A notebook parsing a wikimedia file from Cinemorgue to extract actor/actress names and movie titles.
Cinemorgue is an encyclopedia that is dedicated to documenting which actors or actresses "died" in which movie or TV show. Having started as a separate website, the documentation effort proved to be too big a job for one person, so the wiki was born where everyone is allowed to submit their additions and corrections directly.
So if you've ever wondered "Has so-and-so ever done a death scene?" or "What's that movie where what'sisname kills such-and-such?", then this index will strive to answer those questions.
This notebook will produce a csv from their .xml export, and only focuses on movies.
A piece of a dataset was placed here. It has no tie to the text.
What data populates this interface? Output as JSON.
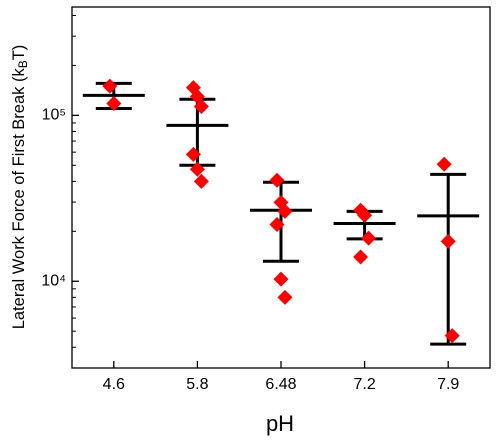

It will contain actor name, movie title, year, and a cause of death.
If you are just looking for the cleaned data, it's in the output folder!
Make sure you have UV installed. You can install it using pip:
pip install uv
The project requires Python 3.9. You have two options:
- Using pyenv (recommended for managing Python versions):
# Install and set Python 3.9 as the project version
pyenv install 3.9
pyenv local 3.9
- Without pyenv:
- Manually install Python 3.9 from python.org
- Ensure
python --version
shows 3.9.x before proceeding
-
Download the "Current Pages" xml dump at the bottom of the page from https://cinemorgue.fandom.com/wiki/Special:Statistics. Add the file to the root of the directory.
-
Clone the repo
git clone https://github.com/MDeanLindsay/Cinemorgue.git cd Cinemorgue
-
Create and activate virtual environment
uv venv source .venv/bin/activate # On Unix/MacOS # OR .\.venv\Scripts\activate # On Windows
-
Install dependencies
uv pip install -r requirements.lock
If you need to update dependencies:
- Edit
requirements.txt
to add/remove packages - Generate new lock file:
uv pip compile requirements.txt -o requirements.lock
- Install from new lock file:
uv pip install -r requirements.lock
After installation, start Jupyter Lab:
jupyter lab
Open Cinemorgue.ipynb
to get the party started.